Let’s say a bottomless pit suddenly opened up in your bedroom. To escape it, you and your significant other have to leave behind the safety of your room, your home, your routines, everything that gives your lives structure, and fend for yourselves in the wild. What would happen to you? To your relationship?

That’s the situation the two characters in Martin Dockery’s play The Pit find themselves in. Piccolo audiences might remember Dockery — an actor, storyteller, and monologist — from the one-man shows, like Wanderlust, about time he spent in Africa, or The Bike Trip, about LSD, that he’s performed here over the years.

In The Pit, Dockery and his real-life girlfriend Vanessa Quesnelle play an unnamed married couple who have found themselves stymied by the monotony of everyday life. When the play opens, the man is unable to force himself out of bed, and the woman can’t decide what to wear. “They’re trapped in their bedroom by their inability to make any decisions,” Dockery says. “They have this dream, this desire, that if they could just get rid of all the complications in their lives and get back to nature they’d be free and unencumbered and happy.”

They get their wish when the pit forces them out of their home, but living in nature isn’t quite all it’s cracked up to be. As they make their way together, free of all the things they thought were dragging them down, the couple comes to realize that their problems might have more to do with they themselves than they thought. “It’s a play about any long-term relationship — the patterns you find yourself in, the tension that can bubble up from nowhere, and the idea that it’s these outside pressures that are causing us to have trouble, instead of looking inward,” Dockery says.

The Pit takes place in an absurd, surreal world, with characters to match. At the outset of the play, the man and woman are cartoonish, two-dimensional characters, flattened by the day-in and day-out sameness of their lives. When they run from the pit and escape into a different environment, they begin to fill out, becoming more complex with each line of dialogue. They become, as Dockery puts it, real people. And as with most of Dockery’s work, although the play is very funny, it packs an emotional punch. “It’s a comic, surreal world with comic characters, but it’s also about something very real and serious — how do you get past these problems?” he says.
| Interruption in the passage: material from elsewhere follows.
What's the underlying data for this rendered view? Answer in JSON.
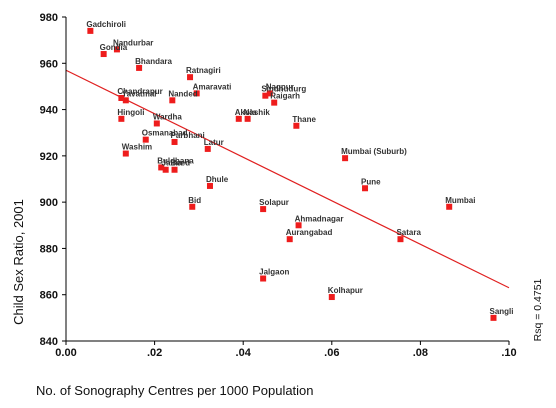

The Pit‘s origins lie two decades ago, when Dockery was getting his M.F.A. in playwriting from Columbia University. He completed the first draft of the play back then, but something about it didn’t quite work. It lay untouched until he and Quesnelle brought it out of a drawer and took another look a few years ago. “I thought, ‘Now that I’m 20 years older and have actually been in long-term relationships, I think I can rewrite this and make it honest,” Dockery says. According to Quesnelle, not to mention reviewers all across Canada where The Pit has toured, Dockery has succeeded. “I feel like it’s written in a way that we’re able to put our own imprint on it, and audiences have been able to do the same thing,” Quesnelle says.

This is Dockery’s fifth year performing during the festival, though it’s the first time he’s brought The Pit. He’s known for his highly expressive delivery style, which always makes for an energetic night at the theater no matter what show he’s performing. In his latest offering, that expressiveness is taken to its extreme. “They [the characters] have extreme highs and extreme lows,” Dockery says. “They’re experiencing emotions to the hundred percent, and there’s lots of physicality with those emotions being expressed through the bodies.”
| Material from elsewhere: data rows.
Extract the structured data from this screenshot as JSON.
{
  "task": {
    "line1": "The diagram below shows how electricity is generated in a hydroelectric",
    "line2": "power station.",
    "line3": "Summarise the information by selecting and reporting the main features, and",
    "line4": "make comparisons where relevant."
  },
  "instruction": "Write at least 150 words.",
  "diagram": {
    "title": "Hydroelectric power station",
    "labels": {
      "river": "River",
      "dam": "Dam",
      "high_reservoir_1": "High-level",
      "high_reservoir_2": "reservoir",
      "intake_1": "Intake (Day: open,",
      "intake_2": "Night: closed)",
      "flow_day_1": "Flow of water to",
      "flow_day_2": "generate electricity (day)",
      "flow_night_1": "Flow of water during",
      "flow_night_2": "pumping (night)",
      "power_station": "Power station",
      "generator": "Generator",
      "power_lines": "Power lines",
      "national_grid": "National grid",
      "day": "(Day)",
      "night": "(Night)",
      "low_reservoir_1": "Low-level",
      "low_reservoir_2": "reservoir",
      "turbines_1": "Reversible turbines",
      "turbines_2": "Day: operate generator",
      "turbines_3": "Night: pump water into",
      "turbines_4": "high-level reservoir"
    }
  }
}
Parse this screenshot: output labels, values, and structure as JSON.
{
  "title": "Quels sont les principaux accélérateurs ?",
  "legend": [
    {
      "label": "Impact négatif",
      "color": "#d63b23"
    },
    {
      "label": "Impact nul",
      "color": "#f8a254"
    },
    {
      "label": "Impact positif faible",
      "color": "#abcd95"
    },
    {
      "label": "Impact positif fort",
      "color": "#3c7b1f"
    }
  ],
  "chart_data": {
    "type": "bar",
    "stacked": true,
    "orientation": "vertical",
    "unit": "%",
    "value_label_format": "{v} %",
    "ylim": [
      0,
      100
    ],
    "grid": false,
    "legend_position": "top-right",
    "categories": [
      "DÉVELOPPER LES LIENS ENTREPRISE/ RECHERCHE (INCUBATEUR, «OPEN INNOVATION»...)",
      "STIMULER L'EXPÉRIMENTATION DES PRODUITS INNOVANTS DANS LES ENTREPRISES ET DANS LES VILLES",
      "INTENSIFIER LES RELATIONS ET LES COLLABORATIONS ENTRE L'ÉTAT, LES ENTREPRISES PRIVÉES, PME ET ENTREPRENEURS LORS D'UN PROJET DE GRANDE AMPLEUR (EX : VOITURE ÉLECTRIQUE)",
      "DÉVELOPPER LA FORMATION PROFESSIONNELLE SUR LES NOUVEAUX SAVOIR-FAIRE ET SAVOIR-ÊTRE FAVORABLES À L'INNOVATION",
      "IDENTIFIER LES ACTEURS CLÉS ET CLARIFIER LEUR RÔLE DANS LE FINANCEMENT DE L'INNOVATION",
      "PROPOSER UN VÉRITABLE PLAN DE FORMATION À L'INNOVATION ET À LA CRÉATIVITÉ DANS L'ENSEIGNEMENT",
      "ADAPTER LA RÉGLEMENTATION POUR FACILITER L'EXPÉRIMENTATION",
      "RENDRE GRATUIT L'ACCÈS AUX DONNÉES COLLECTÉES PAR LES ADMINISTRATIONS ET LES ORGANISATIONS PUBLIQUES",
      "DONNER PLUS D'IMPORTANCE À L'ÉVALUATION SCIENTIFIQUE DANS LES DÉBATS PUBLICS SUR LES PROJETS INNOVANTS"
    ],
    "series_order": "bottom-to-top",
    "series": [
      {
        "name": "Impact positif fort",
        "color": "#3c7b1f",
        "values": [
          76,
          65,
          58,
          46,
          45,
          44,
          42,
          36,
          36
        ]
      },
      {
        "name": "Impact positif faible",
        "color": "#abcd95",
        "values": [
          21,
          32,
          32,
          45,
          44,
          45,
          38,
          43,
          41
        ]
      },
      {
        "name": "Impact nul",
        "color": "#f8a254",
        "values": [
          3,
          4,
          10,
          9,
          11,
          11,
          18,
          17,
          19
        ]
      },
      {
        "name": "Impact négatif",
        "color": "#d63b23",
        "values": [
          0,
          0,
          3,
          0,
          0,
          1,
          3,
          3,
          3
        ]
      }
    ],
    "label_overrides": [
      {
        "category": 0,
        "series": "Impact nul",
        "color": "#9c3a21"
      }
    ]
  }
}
The Pit is the second show that Quesnelle and Dockery have performed together, and they’ve got a third one, Moonlight After Midnight, in the works. Dockery will also be performing a second show, The Surprise, during this year’s Piccolo Fringe. The Surprise is an autobiographical one-man show about Dockery’s discovery that he has twin siblings 36 years younger than he is — and in Vietnam, no less.
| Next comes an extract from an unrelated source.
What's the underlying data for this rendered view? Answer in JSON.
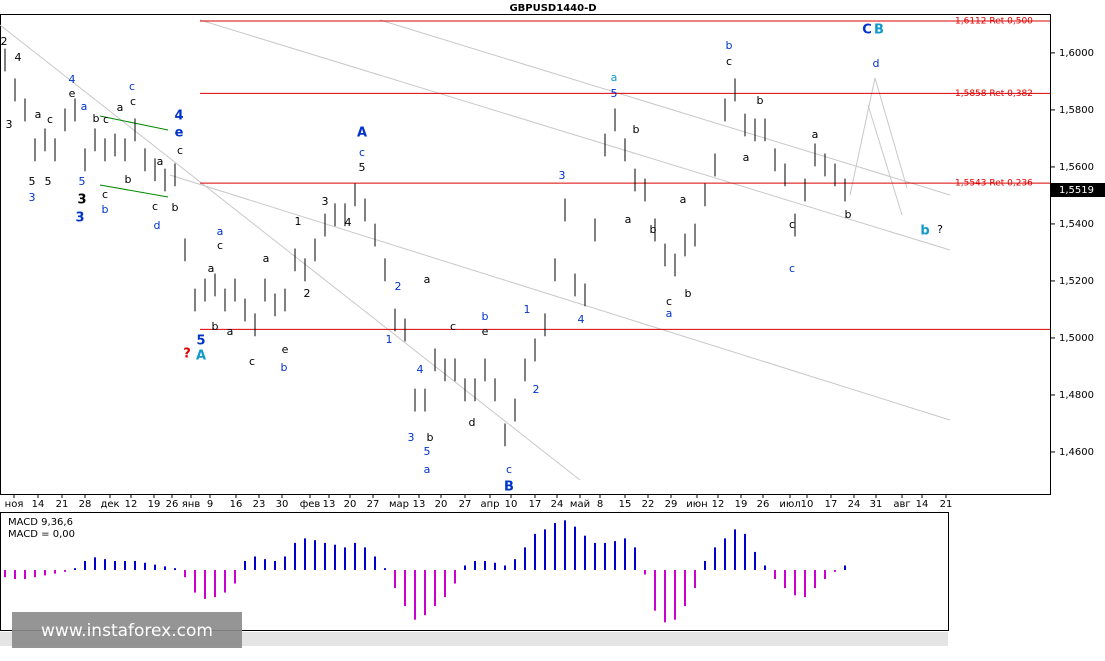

The couple has been on an extended tour with The Pit since last May, and their Charleston stop will be the final one. After that, it’s right on to Moonlight After Midnight, which they will premiere in June. So it’s fair to say that Dockery and Quesnelle can see how easy it is to get stuck in a routine together, even if that routine — traveling to new places each month — might not seem like one from the outside. Those experiences just help them bring more to their performances in The Pit each night.